More flexibility in wild dog control measures

The Victorian Coalition Government will soon commence a new wild dog community baiting program in East Gippsland.

"The program will involve Department of Primary Industries (DPI) wild dog controllers working with volunteer landowners in the Ensay area to bait adjoining public land," said State Member for Gippsland East Tim Bull.

"The other pleasing aspect of this is that DPI will now also start baiting on public land outside the established three kilometre livestock protection zone. This will see wild dog controllers working deeper into public land than before.

"This is on top of the additional ground baiting program that was announced last week in place of the proposed aerial baiting program that has been stalled by the Commonwealth Government."

Mr Bull said that while these measures provided more flexibility around dog control, it was a combination of all control measures, including trapping and shooting that was required.

Minister for Agriculture and Food security, Peter Walsh, said the additional ground baiting work is already underway in remote areas of public land that have not previously been baited, including on and off tracks.

"It comes on top of the extension of baiting efforts deeper into Crown land in the Nunniong Plateau and Deddick-Tubbut areas, and is also in addition to extra baiting that started last week in 12 new remote and hard to access locations."

“This program came about from a meeting in Ensay earlier this year where the community expressed interest in being permitted to bait on public land as well as on their own properties.

“DPI officers have worked with local residents to guide them through what is required when baiting on public land, and baiting efforts will start from next week.

“This is a sensible initiative which gives communities affected by wild dogs the opportunity to work with DPI and take greater control of baiting  in their own area.”

“Wild dogs are an established predatory pest in Victoria and have devastating impacts on native fauna, livestock, and the profitability of farmers,” Mr Walsh said.

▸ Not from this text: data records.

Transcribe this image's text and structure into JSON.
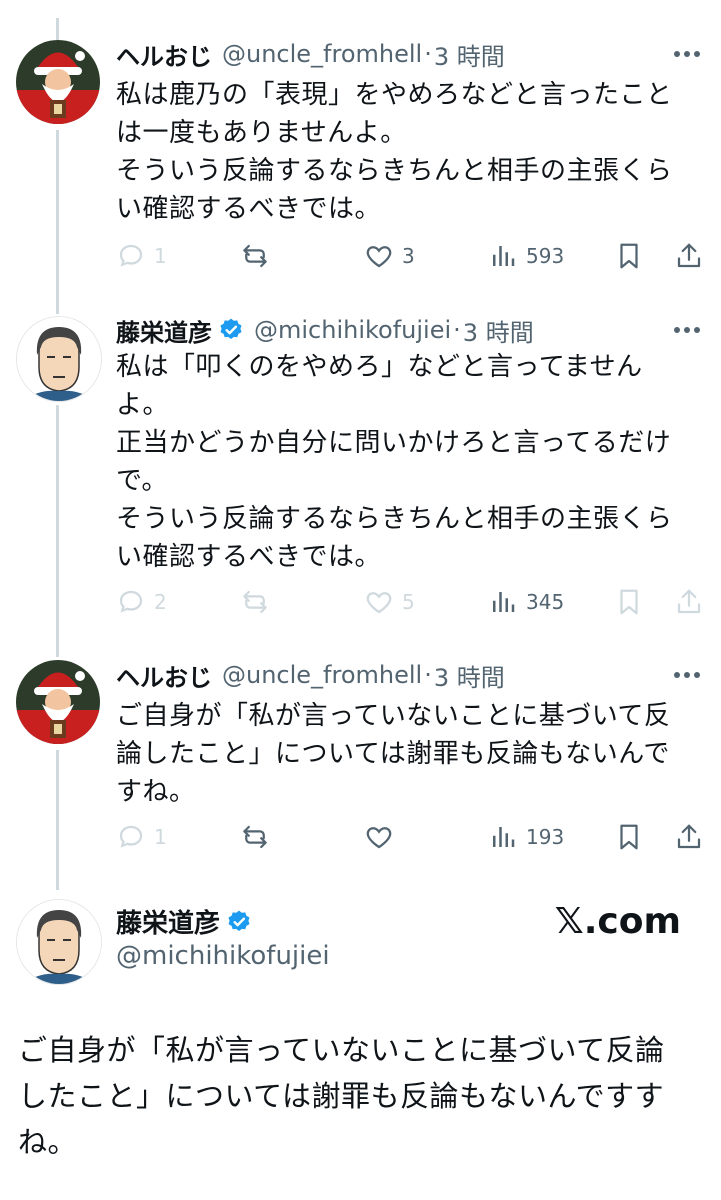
{
  "colors": {
    "text": "#0f1419",
    "secondary": "#536471",
    "dim": "#cfd9de",
    "verified": "#1d9bf0"
  },
  "tweets": [
    {
      "name": "ヘルおじ",
      "handle": "@uncle_fromhell",
      "sep": "·",
      "time": "3 時間",
      "text": "私は鹿乃の「表現」をやめろなどと言ったこと\nは一度もありませんよ。\nそういう反論するならきちんと相手の主張くら\nい確認するべきでは。",
      "replies": "1",
      "likes": "3",
      "views": "593"
    },
    {
      "name": "藤栄道彦",
      "handle": "@michihikofujiei",
      "sep": "·",
      "time": "3 時間",
      "text": "私は「叩くのをやめろ」などと言ってません\nよ。\n正当かどうか自分に問いかけろと言ってるだけ\nで。\nそういう反論するならきちんと相手の主張くら\nい確認するべきでは。",
      "replies": "2",
      "likes": "5",
      "views": "345"
    },
    {
      "name": "ヘルおじ",
      "handle": "@uncle_fromhell",
      "sep": "·",
      "time": "3 時間",
      "text": "ご自身が「私が言っていないことに基づいて反\n論したこと」については謝罪も反論もないんで\nすね。",
      "replies": "1",
      "likes": "",
      "views": "193"
    }
  ],
  "card": {
    "name": "藤栄道彦",
    "handle": "@michihikofujiei",
    "logo": "𝕏.com",
    "text": "ご自身が「私が言っていないことに基づいて反論\nしたこと」については謝罪も反論もないんですす\nね。"
  }
}
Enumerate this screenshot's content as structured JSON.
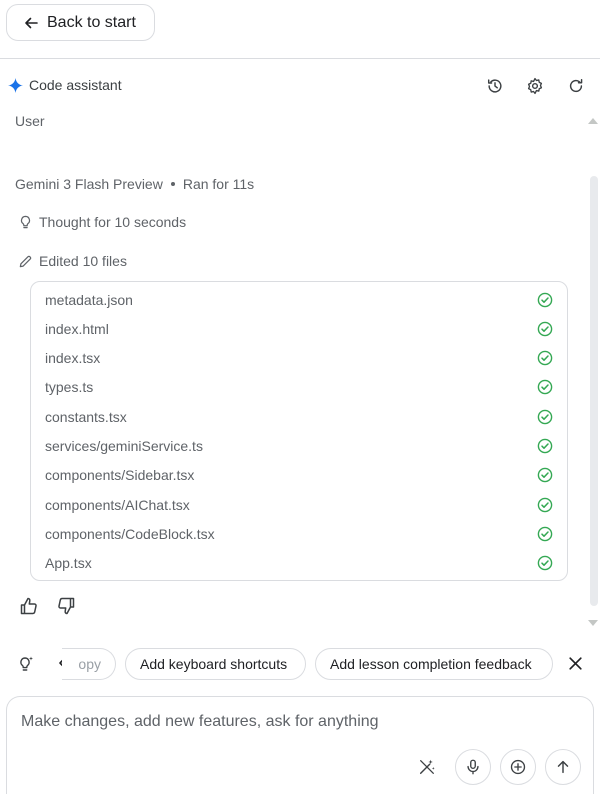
{
  "topbar": {
    "back_label": "Back to start"
  },
  "header": {
    "title": "Code assistant",
    "icons": [
      "history-icon",
      "settings-icon",
      "refresh-icon"
    ]
  },
  "conversation": {
    "user_label": "User",
    "model_name": "Gemini 3 Flash Preview",
    "ran_for": "Ran for 11s",
    "thought": "Thought for 10 seconds",
    "edited": "Edited 10 files",
    "files": [
      "metadata.json",
      "index.html",
      "index.tsx",
      "types.ts",
      "constants.tsx",
      "services/geminiService.ts",
      "components/Sidebar.tsx",
      "components/AIChat.tsx",
      "components/CodeBlock.tsx",
      "App.tsx"
    ]
  },
  "suggestions": {
    "chips": [
      "opy",
      "Add keyboard shortcuts",
      "Add lesson completion feedback"
    ]
  },
  "composer": {
    "placeholder": "Make changes, add new features, ask for anything"
  },
  "colors": {
    "accent_blue": "#1a73e8",
    "success_green": "#34a853",
    "border": "#dadce0",
    "text_secondary": "#5f6368"
  }
}
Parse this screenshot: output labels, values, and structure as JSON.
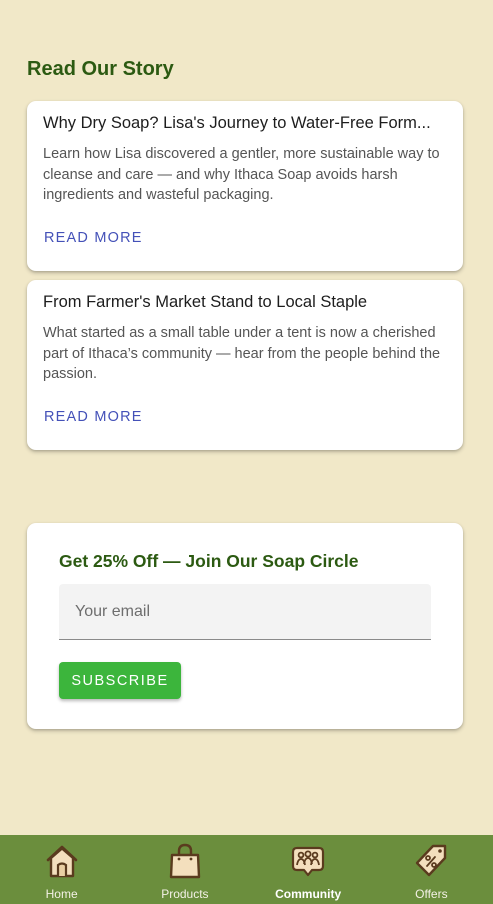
{
  "story": {
    "title": "Read Our Story",
    "articles": [
      {
        "title": "Why Dry Soap? Lisa's Journey to Water-Free Form...",
        "body": "Learn how Lisa discovered a gentler, more sustainable way to cleanse and care — and why Ithaca Soap avoids harsh ingredients and wasteful packaging.",
        "action": "Read More"
      },
      {
        "title": "From Farmer's Market Stand to Local Staple",
        "body": "What started as a small table under a tent is now a cherished part of Ithaca’s community — hear from the people behind the passion.",
        "action": "Read More"
      }
    ]
  },
  "promo": {
    "title": "Get 25% Off — Join Our Soap Circle",
    "email_placeholder": "Your email",
    "email_value": "",
    "subscribe_label": "Subscribe"
  },
  "nav": {
    "items": [
      {
        "label": "Home",
        "icon": "home-icon"
      },
      {
        "label": "Products",
        "icon": "shopping-bag-icon"
      },
      {
        "label": "Community",
        "icon": "community-icon",
        "active": true
      },
      {
        "label": "Offers",
        "icon": "offer-tag-icon"
      }
    ]
  },
  "colors": {
    "background": "#f1e8c8",
    "accent_green": "#2c5a12",
    "button_green": "#3cb53c",
    "nav_bar": "#6b8e3d",
    "link_blue": "#4451b8",
    "icon_fill": "#f3dfbd",
    "icon_stroke": "#5a3b1e"
  }
}
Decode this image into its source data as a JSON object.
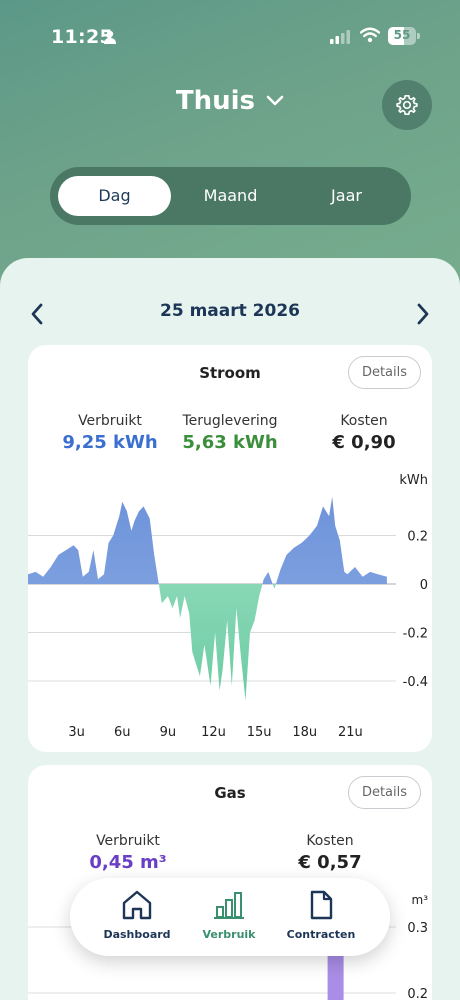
{
  "status_bar": {
    "time": "11:25",
    "battery": "55"
  },
  "header": {
    "title": "Thuis"
  },
  "period_tabs": [
    {
      "label": "Dag",
      "active": true
    },
    {
      "label": "Maand",
      "active": false
    },
    {
      "label": "Jaar",
      "active": false
    }
  ],
  "date": "25 maart 2026",
  "stroom": {
    "title": "Stroom",
    "details_label": "Details",
    "metrics": [
      {
        "label": "Verbruikt",
        "value": "9,25 kWh",
        "color": "#3a6fd0"
      },
      {
        "label": "Teruglevering",
        "value": "5,63 kWh",
        "color": "#3b8f3c"
      },
      {
        "label": "Kosten",
        "value": "€ 0,90",
        "color": "#222222"
      }
    ]
  },
  "gas": {
    "title": "Gas",
    "details_label": "Details",
    "metrics": [
      {
        "label": "Verbruikt",
        "value": "0,45 m³",
        "color": "#6a3fc4"
      },
      {
        "label": "Kosten",
        "value": "€ 0,57",
        "color": "#222222"
      }
    ]
  },
  "chart_data": [
    {
      "type": "area",
      "title": "Stroom",
      "ylabel": "kWh",
      "ylim": [
        -0.5,
        0.4
      ],
      "yticks": [
        "0.2",
        "0",
        "-0.2",
        "-0.4"
      ],
      "xticks": [
        "3u",
        "6u",
        "9u",
        "12u",
        "15u",
        "18u",
        "21u"
      ],
      "x_range_hours": [
        0,
        24
      ],
      "colors": {
        "consumption": "#7f9fe0",
        "return": "#8fd9b9"
      },
      "x": [
        0,
        0.5,
        1,
        1.5,
        2,
        2.5,
        3,
        3.3,
        3.6,
        4,
        4.3,
        4.6,
        5,
        5.3,
        5.6,
        6,
        6.2,
        6.5,
        6.8,
        7,
        7.3,
        7.6,
        8,
        8.3,
        8.6,
        8.8,
        9.2,
        9.5,
        9.8,
        10,
        10.3,
        10.6,
        10.8,
        11,
        11.3,
        11.6,
        12,
        12.3,
        12.6,
        12.8,
        13.1,
        13.4,
        13.7,
        14,
        14.3,
        14.6,
        14.9,
        15.2,
        15.5,
        15.8,
        16.2,
        16.6,
        17,
        17.5,
        18,
        18.5,
        19,
        19.4,
        19.8,
        20,
        20.2,
        20.5,
        20.8,
        21,
        21.5,
        22,
        22.5,
        23,
        23.6
      ],
      "values": [
        0.04,
        0.05,
        0.03,
        0.07,
        0.12,
        0.14,
        0.16,
        0.14,
        0.03,
        0.05,
        0.14,
        0.02,
        0.04,
        0.17,
        0.2,
        0.28,
        0.34,
        0.3,
        0.22,
        0.26,
        0.3,
        0.32,
        0.27,
        0.12,
        0.0,
        -0.08,
        -0.05,
        -0.1,
        -0.05,
        -0.14,
        -0.05,
        -0.12,
        -0.28,
        -0.32,
        -0.38,
        -0.25,
        -0.42,
        -0.2,
        -0.44,
        -0.35,
        -0.15,
        -0.42,
        -0.1,
        -0.3,
        -0.48,
        -0.2,
        -0.15,
        -0.05,
        0.02,
        0.05,
        -0.02,
        0.06,
        0.12,
        0.15,
        0.17,
        0.2,
        0.24,
        0.32,
        0.28,
        0.36,
        0.24,
        0.18,
        0.05,
        0.04,
        0.07,
        0.03,
        0.05,
        0.04,
        0.03
      ]
    },
    {
      "type": "bar",
      "title": "Gas",
      "ylabel": "m³",
      "yticks": [
        "0.3",
        "0.2"
      ],
      "colors": {
        "bar": "#a98de6"
      },
      "bars": [
        {
          "x": 19.7,
          "value": 0.31
        }
      ]
    }
  ],
  "bottom_nav": [
    {
      "label": "Dashboard",
      "icon": "house-icon",
      "color": "#1d3557"
    },
    {
      "label": "Verbruik",
      "icon": "bar-chart-icon",
      "color": "#3a8f6e"
    },
    {
      "label": "Contracten",
      "icon": "document-icon",
      "color": "#1d3557"
    }
  ]
}
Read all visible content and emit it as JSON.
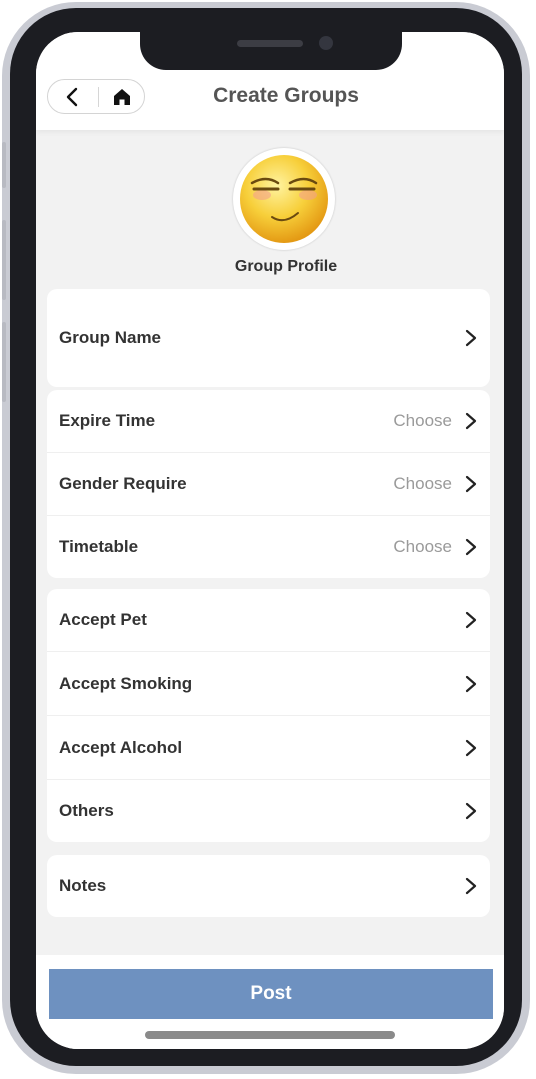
{
  "header": {
    "title": "Create Groups",
    "back_icon": "chevron-left-icon",
    "home_icon": "home-icon"
  },
  "profile": {
    "label": "Group Profile",
    "avatar": "smirking-emoji-avatar"
  },
  "rows": [
    {
      "label": "Group Name",
      "value": ""
    },
    {
      "label": "Expire Time",
      "value": "Choose"
    },
    {
      "label": "Gender Require",
      "value": "Choose"
    },
    {
      "label": "Timetable",
      "value": "Choose"
    },
    {
      "label": "Accept Pet",
      "value": ""
    },
    {
      "label": "Accept Smoking",
      "value": ""
    },
    {
      "label": "Accept Alcohol",
      "value": ""
    },
    {
      "label": "Others",
      "value": ""
    },
    {
      "label": "Notes",
      "value": ""
    }
  ],
  "footer": {
    "post_label": "Post"
  },
  "colors": {
    "accent": "#6e91c0",
    "background": "#f2f2f2",
    "title": "#555555"
  }
}
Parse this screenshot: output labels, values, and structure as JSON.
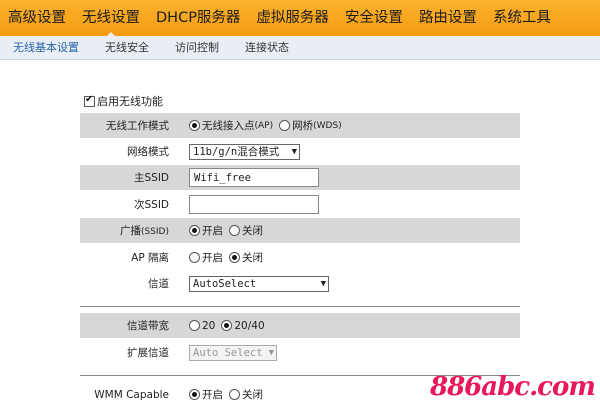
{
  "topnav": {
    "items": [
      "高级设置",
      "无线设置",
      "DHCP服务器",
      "虚拟服务器",
      "安全设置",
      "路由设置",
      "系统工具"
    ]
  },
  "subnav": {
    "tabs": [
      "无线基本设置",
      "无线安全",
      "访问控制",
      "连接状态"
    ]
  },
  "form": {
    "enable_label": "启用无线功能",
    "mode": {
      "label": "无线工作模式",
      "opt1": "无线接入点",
      "opt1_sub": "(AP)",
      "opt2": "网桥",
      "opt2_sub": "(WDS)"
    },
    "netmode": {
      "label": "网络模式",
      "value": "11b/g/n混合模式"
    },
    "ssid1": {
      "label": "主SSID",
      "value": "Wifi_free"
    },
    "ssid2": {
      "label": "次SSID",
      "value": ""
    },
    "broadcast": {
      "label": "广播",
      "label_sub": "(SSID)",
      "on": "开启",
      "off": "关闭"
    },
    "ap_isolation": {
      "label": "AP 隔离",
      "on": "开启",
      "off": "关闭"
    },
    "channel": {
      "label": "信道",
      "value": "AutoSelect"
    },
    "bandwidth": {
      "label": "信道带宽",
      "opt1": "20",
      "opt2": "20/40"
    },
    "ext_channel": {
      "label": "扩展信道",
      "value": "Auto Select"
    },
    "wmm": {
      "label": "WMM Capable",
      "on": "开启",
      "off": "关闭"
    }
  },
  "watermark": {
    "text": "886abc.com"
  },
  "colors": {
    "nav": "#f7a51f",
    "shade": "#d7d7d7",
    "watermark": "#e8195a"
  }
}
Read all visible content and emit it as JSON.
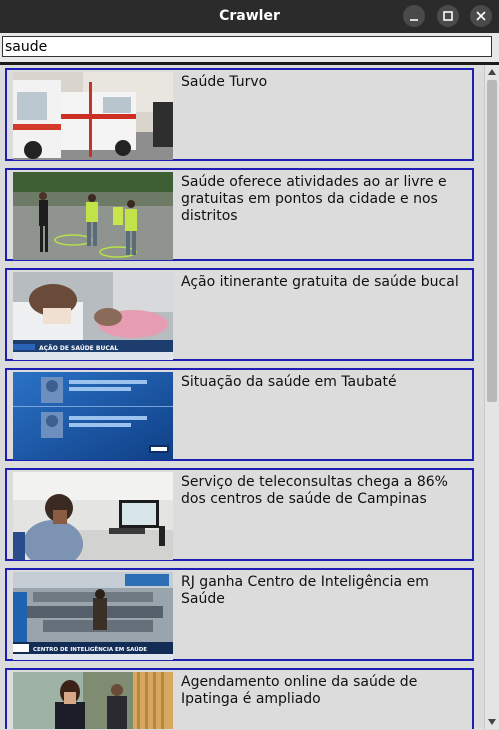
{
  "window": {
    "title": "Crawler"
  },
  "search": {
    "value": "saude"
  },
  "results": [
    {
      "title": "Saúde Turvo"
    },
    {
      "title": "Saúde oferece atividades ao ar livre e gratuitas em pontos da cidade e nos distritos"
    },
    {
      "title": "Ação itinerante gratuita de saúde bucal"
    },
    {
      "title": "Situação da saúde em Taubaté"
    },
    {
      "title": "Serviço de teleconsultas chega a 86% dos centros de saúde de Campinas"
    },
    {
      "title": "RJ ganha Centro de Inteligência em Saúde"
    },
    {
      "title": "Agendamento online da saúde de Ipatinga é ampliado"
    }
  ],
  "thumbnails": {
    "3": {
      "banner": "AÇÃO DE SAÚDE BUCAL"
    },
    "6": {
      "banner": "CENTRO DE INTELIGÊNCIA EM SAÚDE"
    }
  }
}
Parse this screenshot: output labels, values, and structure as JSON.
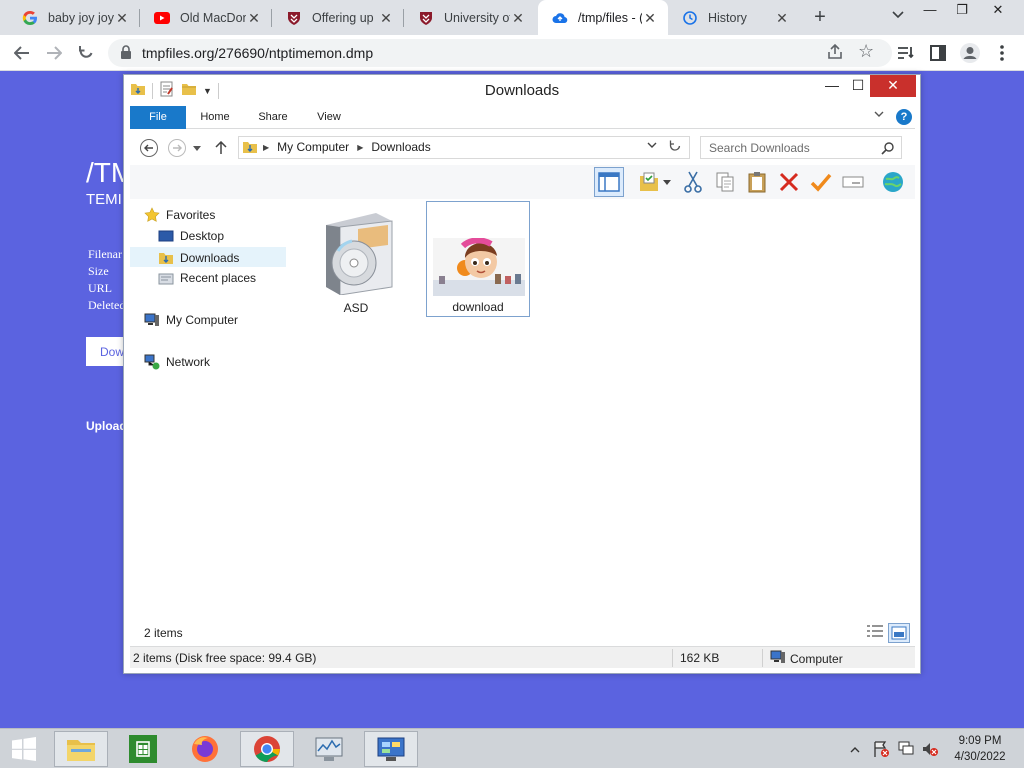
{
  "browser": {
    "tabs": [
      {
        "title": "baby joy joy",
        "icon": "google-g-icon"
      },
      {
        "title": "Old MacDon",
        "icon": "youtube-icon"
      },
      {
        "title": "Offering up",
        "icon": "uni-crest-icon"
      },
      {
        "title": "University of",
        "icon": "uni-crest-icon"
      },
      {
        "title": "/tmp/files - (",
        "icon": "cloud-upload-icon",
        "active": true
      },
      {
        "title": "History",
        "icon": "history-icon"
      }
    ],
    "url": "tmpfiles.org/276690/ntptimemon.dmp"
  },
  "webpage": {
    "title": "/TM",
    "subtitle": "TEMI",
    "lines": [
      "Filenar",
      "Size",
      "URL",
      "Deleted"
    ],
    "button": "Dow",
    "upload": "Upload"
  },
  "explorer": {
    "title": "Downloads",
    "ribbon_tabs": [
      "File",
      "Home",
      "Share",
      "View"
    ],
    "breadcrumb": [
      "My Computer",
      "Downloads"
    ],
    "search_placeholder": "Search Downloads",
    "nav": {
      "favorites": "Favorites",
      "desktop": "Desktop",
      "downloads": "Downloads",
      "recent": "Recent places",
      "computer": "My Computer",
      "network": "Network"
    },
    "items": [
      {
        "name": "ASD",
        "icon": "software-box-icon"
      },
      {
        "name": "download",
        "icon": "cartoon-thumbnail-icon",
        "selected": true
      }
    ],
    "item_count": "2 items",
    "status": {
      "left": "2 items (Disk free space: 99.4 GB)",
      "size": "162 KB",
      "location": "Computer"
    }
  },
  "taskbar": {
    "time": "9:09 PM",
    "date": "4/30/2022"
  },
  "colors": {
    "page_bg": "#5b63e0",
    "file_tab": "#1979ca",
    "close": "#c9302c"
  }
}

 “The most effective way to manage wild dogs is to use a combination of control methods, with the community and Government working together co-operatively.”

“Work will be undertaken in the Nunniong Plateau and Deddick-Tubbut areas in response to reported persistent attacks on livestock. Planning for this work has been completed and baiting is also scheduled to begin in November this year,” Mr Walsh said.

“The Coalition Government has not given up on aerial baiting and will continue to pursue the matter with the Commonwealth,” Mr Walsh said.